Receiving all client model updates → Direction alignment detection (two-step) → Filtering malicious updates → Clipping → Aggregation

Key Designs

  1. Temporal Direction Alignment (TDA)

    • Function: Evaluates the cosine similarity between each model update and the direction of the latest global model.
    • Mechanism: Benign updates should align broadly with the global convergence direction, whereas malicious updates may exhibit abnormal alignment patterns.
    • Calculation: \(\text{TDA}_i = \cos(\Delta_i^t, \theta^t)\)
    • Employs MZ-score for anomaly detection; updates exceeding the radius \(\lambda_c\) are flagged as suspicious.
  2. Major Parameter Sign Alignment (MPSA)

    • Function: Analyzes the sign distribution of major parameters in model updates.
    • Mechanism: Extracts parameters in the top-\(k\) (\(k = 0.3 \times d\)) in terms of magnitude from each update, and computes the alignment ratio of their signs with the principal signs of all updates.
    • Principal signs: The majority voted signs across all updates.
    • Effect: Captures fine-grained anomalies that cannot be detected by global cosine similarity.
  3. MZ-score Anomaly Detection

    • Uses the robust Modified Z-score (based on median instead of mean).
    • Minimal hyperparameters: requires only two filtering radii, \(\lambda_c\) and \(\lambda_s\).
    • Default values: \(\lambda_c = 1.0\), \(\lambda_s = 1.0\).
  4. Post-filtering Clipping

    • Extra clipping is applied to updates passing the direction detection to mitigate abnormally large magnitudes.
    • Defends against magnitude-based attacks that might bypass direction detection.

Theoretical Contributions

  • Provides a theoretical analysis of the robustness of AlignIns.
  • Proves that the propagation error of AlignIns during FL training is bounded.
  • Presents the first theoretical robustness analysis for filtering-based defenses under non-IID data.

Key Experimental Results

Main Results on IID CIFAR-10 (ResNet9, 20% Attackers, 50% Poisoning Rate)

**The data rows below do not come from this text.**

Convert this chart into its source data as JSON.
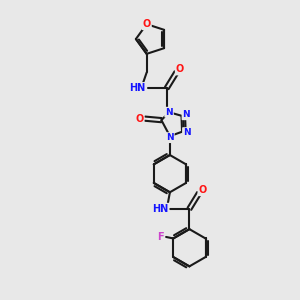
{
  "bg_color": "#e8e8e8",
  "bond_color": "#1a1a1a",
  "N_color": "#1414ff",
  "O_color": "#ff1414",
  "F_color": "#cc44cc",
  "H_color": "#708090",
  "figsize": [
    3.0,
    3.0
  ],
  "dpi": 100,
  "lw": 1.5,
  "fs": 7.0,
  "xlim": [
    0,
    10
  ],
  "ylim": [
    0,
    10
  ]
}
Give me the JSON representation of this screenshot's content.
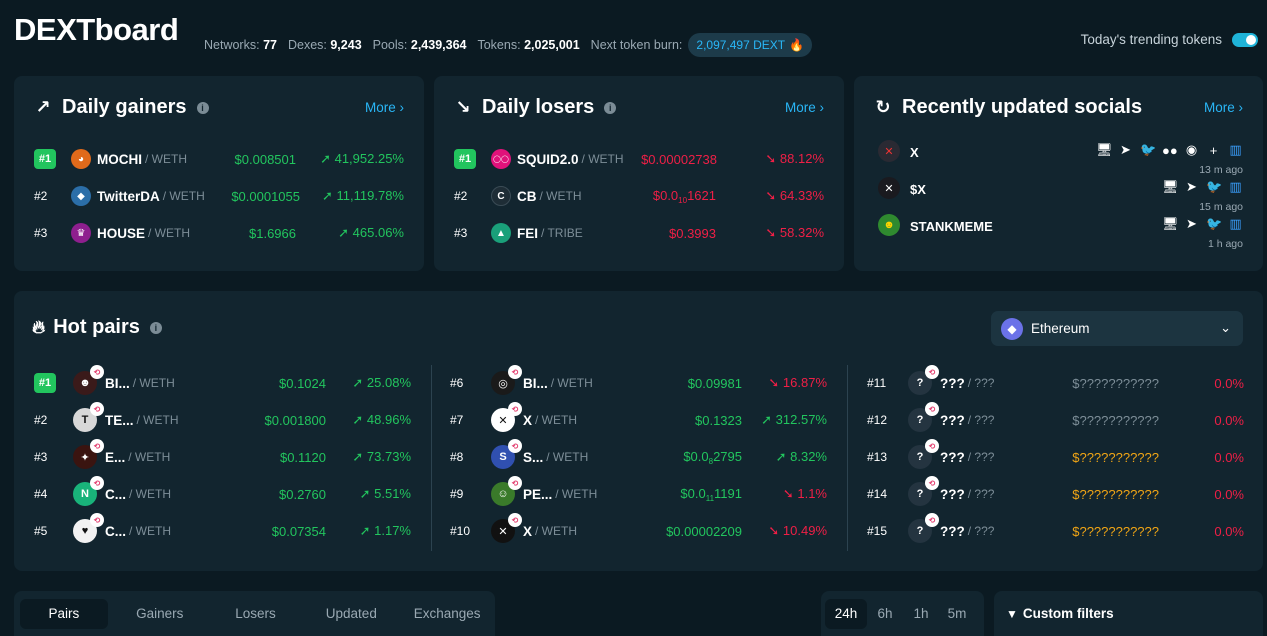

Method Clean MA↑ Badnet BA↓ DBA BA↓ Neurotoxin BA↓ Avg. RA↑
FedAvg (No Defense) 89.47 67.61 70.42 79.40
FoolsGold Low
Multi-Metrics Medium
AlignIns Best Lowest Lowest Lowest Best

Cross-Device FL Settings (100 Clients, CIFAR-10)

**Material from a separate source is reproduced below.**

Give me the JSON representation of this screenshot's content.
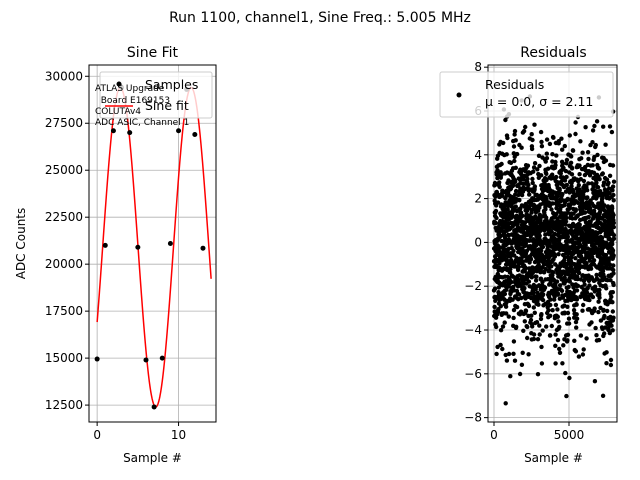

Method IID RA↑ Non-IID RA↑
FoolsGold 82.99 Low
AlignIns Best Best

AlignIns remains effective under cross-device (large-scale client) environments.

Ablation Study (CIFAR-10)

Configuration IID Avg. RA↑ IID BA↓ Non-IID Avg. RA↑
MPSA Only (30%) 88.55 2.88
TDA + MPSA (Complete) Best Lowest Best

Key Findings

  • TDA and MPSA are complementary: TDA captures global direction anomalies, while MPSA captures fine-grained sign anomalies.
  • Demonstrates a more significant advantage in non-IID scenarios because MPSA is unaffected by the diversity of benign updates.
  • Effective against 5 SOTA attacks (Badnet, DBA, Scaling, PGD, Neurotoxin).

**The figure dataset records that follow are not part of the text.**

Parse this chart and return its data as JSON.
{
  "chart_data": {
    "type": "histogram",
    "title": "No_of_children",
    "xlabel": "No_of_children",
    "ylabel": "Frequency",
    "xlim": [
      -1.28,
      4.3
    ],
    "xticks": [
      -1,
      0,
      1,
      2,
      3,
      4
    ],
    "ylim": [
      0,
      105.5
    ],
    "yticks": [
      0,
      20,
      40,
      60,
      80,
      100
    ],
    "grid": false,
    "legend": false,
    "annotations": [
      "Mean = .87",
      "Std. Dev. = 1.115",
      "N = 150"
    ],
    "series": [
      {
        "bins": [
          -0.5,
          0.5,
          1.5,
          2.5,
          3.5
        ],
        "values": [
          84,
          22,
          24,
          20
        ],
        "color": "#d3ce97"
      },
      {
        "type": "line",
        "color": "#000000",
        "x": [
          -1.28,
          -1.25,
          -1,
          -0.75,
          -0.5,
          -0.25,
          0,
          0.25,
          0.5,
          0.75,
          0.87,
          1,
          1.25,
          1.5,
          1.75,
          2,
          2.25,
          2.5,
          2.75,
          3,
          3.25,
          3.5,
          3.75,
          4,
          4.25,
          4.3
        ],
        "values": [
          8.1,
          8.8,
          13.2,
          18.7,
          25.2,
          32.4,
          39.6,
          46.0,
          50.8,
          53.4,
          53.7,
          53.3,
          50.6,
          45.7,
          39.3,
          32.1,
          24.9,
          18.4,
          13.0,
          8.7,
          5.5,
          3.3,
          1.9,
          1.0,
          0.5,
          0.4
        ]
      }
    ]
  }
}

Supplementary Experimental Settings

Datasets and FL Configurations

Parameter Default Value
Number of clients 20 (cross-silo) / 100 (cross-device)
Adversarial ratio 20% (4/20 malicious clients)
Poisoning rate 50%
Non-IID degree Dirichlet \(\beta=0.5\)
Local training epochs 2
CIFAR-10 training rounds 150
CIFAR-100 training rounds 100
MPSA parameter k \(0.3\times d\) (Top-30% parameters)

Highlights & Insights

  • Dual-granularity detection with clear logic: global direction + parameter sign distribution, covering anomalies at different levels from coarse to fine.
  • Novel MPSA metric: leverages the sign distribution of major parameters instead of their magnitudes, maintaining discriminative power even when the model converges.
  • MZ-score is more robust than standard Z-score and is insensitive to outliers.
  • Comprehensive theoretical analysis: the first work to prove bounded robustness of filtering-based defenses under non-IID conditions.
  • Fully compatible with existing FL frameworks without requiring modifications to client local training processes.
  • The appendix validates robustness against adaptive attacks such as trigger optimization.